C’est bien joli de vouloir s’engager contre les « clichés », malheureusement, il faut que les Occidentaux comprennent qu’un cliché est un pré-jugé qui ne se vérifie pas dans les faits…
Les faits doivent être traités comme tel et non pas comme des évenement manipulables au bon vouloir des intérêts partisans et du politiquement correcte.

C’est vraiment l’hôpital qui se fou de la charité, je déplore aussi la perte d’un être humain mais de là à dire qu’un journaliste se bat contre les clichés faut pas abuser !!!
Les journalistes ont largement contribué à créer le monde dans lequel nous vivons, ils ne sont pas les outils de la démocratie mais ne sont qu’une arme de plus à déployer en zone de conflit – Servir un intérêt autre que celui de la justice, c’est ajouter aux malheurs de ce monde, c’est faire parti du problème – Et non pas de la solution comme ce chère monsieur voudrait nous faire croire.

Je ne me fie pas aux « clichés », encore moins aux « préjugés » mais je me définis pourtant comme un islamophobe : C’est à dire une personne qui voit dans l’islam un danger.

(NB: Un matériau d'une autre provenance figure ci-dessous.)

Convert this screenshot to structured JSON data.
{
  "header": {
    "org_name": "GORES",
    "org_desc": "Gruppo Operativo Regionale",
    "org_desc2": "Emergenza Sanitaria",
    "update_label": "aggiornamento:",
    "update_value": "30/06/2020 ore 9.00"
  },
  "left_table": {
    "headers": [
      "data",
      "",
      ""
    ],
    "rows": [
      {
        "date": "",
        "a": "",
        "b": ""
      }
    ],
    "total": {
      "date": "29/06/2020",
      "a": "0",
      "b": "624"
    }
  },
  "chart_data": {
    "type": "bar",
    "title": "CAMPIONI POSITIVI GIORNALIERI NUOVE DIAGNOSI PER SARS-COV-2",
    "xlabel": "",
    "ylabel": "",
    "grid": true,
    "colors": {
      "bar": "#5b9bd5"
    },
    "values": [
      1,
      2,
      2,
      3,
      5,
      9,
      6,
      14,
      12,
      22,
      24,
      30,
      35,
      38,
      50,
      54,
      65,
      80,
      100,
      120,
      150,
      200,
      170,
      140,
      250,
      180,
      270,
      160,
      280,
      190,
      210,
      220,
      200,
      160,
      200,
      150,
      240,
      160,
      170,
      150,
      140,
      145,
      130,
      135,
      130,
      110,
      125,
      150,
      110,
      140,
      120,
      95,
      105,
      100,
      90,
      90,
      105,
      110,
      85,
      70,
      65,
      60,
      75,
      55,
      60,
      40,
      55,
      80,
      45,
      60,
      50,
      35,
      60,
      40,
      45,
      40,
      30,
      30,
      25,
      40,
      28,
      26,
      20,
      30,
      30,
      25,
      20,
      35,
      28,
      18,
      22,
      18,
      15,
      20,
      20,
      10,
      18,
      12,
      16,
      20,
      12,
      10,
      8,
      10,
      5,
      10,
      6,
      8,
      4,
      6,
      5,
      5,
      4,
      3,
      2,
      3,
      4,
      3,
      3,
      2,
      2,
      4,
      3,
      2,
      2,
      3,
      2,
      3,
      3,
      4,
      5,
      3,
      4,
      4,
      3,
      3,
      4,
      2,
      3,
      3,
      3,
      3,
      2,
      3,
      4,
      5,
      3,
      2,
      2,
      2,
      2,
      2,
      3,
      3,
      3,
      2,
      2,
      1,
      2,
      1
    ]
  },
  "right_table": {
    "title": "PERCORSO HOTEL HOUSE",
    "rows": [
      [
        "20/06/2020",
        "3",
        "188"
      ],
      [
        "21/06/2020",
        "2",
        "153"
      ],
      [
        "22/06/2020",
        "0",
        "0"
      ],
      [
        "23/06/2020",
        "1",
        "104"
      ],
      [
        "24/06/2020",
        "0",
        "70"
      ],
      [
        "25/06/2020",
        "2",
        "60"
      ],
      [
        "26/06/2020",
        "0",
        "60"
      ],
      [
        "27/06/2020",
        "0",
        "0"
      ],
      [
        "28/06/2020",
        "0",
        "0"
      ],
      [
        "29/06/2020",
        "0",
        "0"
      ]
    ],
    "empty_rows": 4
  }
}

La raison en est simple, ce ne sont pas les clichés qui m’ont menés là, ce ne sont pas les pré-jugés et encore moins le racisme qui se base sur la race et non l’idéologie (ce qu’est l’Islam): Mais c’est bel et bien l’étude d’un livre dans sa version originale, la découverte d’appels aux meurtres et à la haine (plus horrible et violent les uns que les autres), d’un mépris pour la vie, d’une volonté vicieuse de domination raciale et idéologique, d’une malhonnêteté flagrante et d’une violence qui n’a rien à faire dans un livre de prière.

Ce n’est pas là un jugement mais un constat !!
Un autre constat: plus de 70% des masses Musulmanes n’ont pas d’éducation, plus de 50% ne savent même pas lire etc….

Ce n’est pas être raciste de dire que cette nation fait preuve d’un retard intellectuel patent !!

Vous voulez rapprocher les peuples ?? Commencez par les instruire avant de vous plier à des exigences qu’ils ne formulent que sur la base de leur fière ignorance, une ignorance qu’ils ont l’indécence de revendiquer comme une forme d’intelligence supérieure (Islam oblige)…

Vous êtes journaliste, vous voulez rendre un service au monde: Commencez par rapporter la vérité telle qu’elle est et non pas telle que vous pensez qu’on veut l’entendre.